- O Globo
Para quem não gosta de um montão de amontoado de muita coisa escrita, deve ser um lugar terrível. Encravada no coração de Botafogo, a Casa de Rui Barbosa guarda uma coleção única de livros e periódicos. Só o antigo morador deixou mais de 37 mil volumes, incluindo uma edição da “Divina Comédia” de 1481.
A biblioteca é apenas parte do acervo. Ali também funcionam um museu, um núcleo acadêmico e um dos maiores arquivos de literatura do país. Em outubro, o Planalto entregou tudo isso a Letícia Dornelles, ex-roteirista de novelas da Record. Ela foi indicada pelo deputado Pastor Marco Feliciano, recém-expulso do Podemos.
Na semana passada, a nova presidente da Casa mostrou a que veio. Numa canetada, afastou cinco diretores do centro de pesquisas. Eles não receberam aviso nem explicação. Souberam da notícia pelo Diário Oficial.
O expurgo provocou uma onda de protestos. Na internet, uma petição com quase 30 mil assinaturas pede a recondução dos servidores. Em outra frente, 150 professores que estudam o Brasil em universidades americanas divulgaram abaixo-assinado contra as exonerações.
“Isso faz parte de uma política de desmantelamento. O governo Bolsonaro quer impor suas visões sobre a arte, a cultura e as universidades”, critica o historiador James N. Green, da Universidade Brown.

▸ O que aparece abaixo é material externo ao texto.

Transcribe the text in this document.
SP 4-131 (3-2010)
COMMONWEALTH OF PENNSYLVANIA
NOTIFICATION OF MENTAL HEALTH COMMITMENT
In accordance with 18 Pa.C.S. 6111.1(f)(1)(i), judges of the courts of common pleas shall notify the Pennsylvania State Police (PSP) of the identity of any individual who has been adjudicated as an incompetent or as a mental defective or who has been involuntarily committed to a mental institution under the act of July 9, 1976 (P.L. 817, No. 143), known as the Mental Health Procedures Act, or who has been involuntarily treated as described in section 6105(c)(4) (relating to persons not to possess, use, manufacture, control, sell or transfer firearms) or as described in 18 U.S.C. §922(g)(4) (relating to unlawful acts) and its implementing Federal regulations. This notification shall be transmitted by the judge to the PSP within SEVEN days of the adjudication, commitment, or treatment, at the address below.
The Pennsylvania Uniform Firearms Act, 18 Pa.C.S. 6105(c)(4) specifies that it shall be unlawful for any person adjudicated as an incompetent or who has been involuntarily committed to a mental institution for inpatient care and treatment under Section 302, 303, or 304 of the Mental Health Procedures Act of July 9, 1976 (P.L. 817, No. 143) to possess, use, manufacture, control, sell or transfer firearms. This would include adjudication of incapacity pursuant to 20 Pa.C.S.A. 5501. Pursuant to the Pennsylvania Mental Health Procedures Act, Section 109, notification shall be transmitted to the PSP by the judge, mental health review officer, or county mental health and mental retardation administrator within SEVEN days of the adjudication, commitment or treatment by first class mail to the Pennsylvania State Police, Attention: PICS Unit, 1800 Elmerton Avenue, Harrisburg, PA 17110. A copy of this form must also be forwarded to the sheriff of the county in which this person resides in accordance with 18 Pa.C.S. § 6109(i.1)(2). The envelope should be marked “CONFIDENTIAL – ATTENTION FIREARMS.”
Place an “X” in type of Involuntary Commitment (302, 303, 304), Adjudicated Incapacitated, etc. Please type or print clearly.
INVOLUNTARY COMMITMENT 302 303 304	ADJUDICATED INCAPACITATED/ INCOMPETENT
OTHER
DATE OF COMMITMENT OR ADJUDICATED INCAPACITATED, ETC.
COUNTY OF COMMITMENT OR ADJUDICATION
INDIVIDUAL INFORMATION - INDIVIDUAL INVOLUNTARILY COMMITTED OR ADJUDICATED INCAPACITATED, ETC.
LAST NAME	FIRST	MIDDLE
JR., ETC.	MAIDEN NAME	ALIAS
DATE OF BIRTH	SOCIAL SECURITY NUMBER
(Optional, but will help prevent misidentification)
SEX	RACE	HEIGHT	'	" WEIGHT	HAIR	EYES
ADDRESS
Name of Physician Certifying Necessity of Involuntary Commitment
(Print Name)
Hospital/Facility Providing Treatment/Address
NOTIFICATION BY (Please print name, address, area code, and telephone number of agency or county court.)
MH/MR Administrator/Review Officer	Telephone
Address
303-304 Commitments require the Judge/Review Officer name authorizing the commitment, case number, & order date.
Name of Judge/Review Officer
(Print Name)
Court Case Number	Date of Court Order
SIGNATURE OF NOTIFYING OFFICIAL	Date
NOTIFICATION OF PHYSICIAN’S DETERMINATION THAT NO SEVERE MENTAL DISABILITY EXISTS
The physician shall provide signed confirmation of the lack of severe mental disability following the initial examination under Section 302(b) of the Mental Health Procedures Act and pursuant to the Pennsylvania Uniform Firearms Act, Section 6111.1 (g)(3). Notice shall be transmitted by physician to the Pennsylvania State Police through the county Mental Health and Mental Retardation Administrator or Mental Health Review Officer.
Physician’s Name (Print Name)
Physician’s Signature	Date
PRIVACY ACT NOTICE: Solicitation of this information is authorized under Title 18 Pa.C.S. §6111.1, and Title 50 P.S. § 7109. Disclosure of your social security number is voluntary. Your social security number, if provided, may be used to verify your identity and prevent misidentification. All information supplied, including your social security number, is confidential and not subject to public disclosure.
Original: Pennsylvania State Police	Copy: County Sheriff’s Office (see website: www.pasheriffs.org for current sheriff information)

Ontem cerca de cem intelectuais e escritores fizeram um protesto diante da Casa. Num momento Odorico Paraguaçu, Letícia mandou trancar os portões. Os manifestantes continuaram na rua e bloquearam o trânsito, o que atraiu mais atenção para o ato.
“O que está acontecendo aqui é repugnante”, resumiu o poeta Armando Freitas Filho, que trabalhou na Casa na década de 1960 e 70. “É uma censura a nomes, não a uma tentativa de reorganizar a instituição”, emendou o ensaísta Silviano Santiago, diretor do centro de pesquisas nos anos 1990.
A afilhada do pastor não apareceu, mas foi saudada com gritos de “Fora, Letícia” e “Volta pra Record”. Na pequena multidão que fechou a Rua São Clemente, um cartaz lembrava palavras de Rui: “A força do direito deve superar o direito da força”.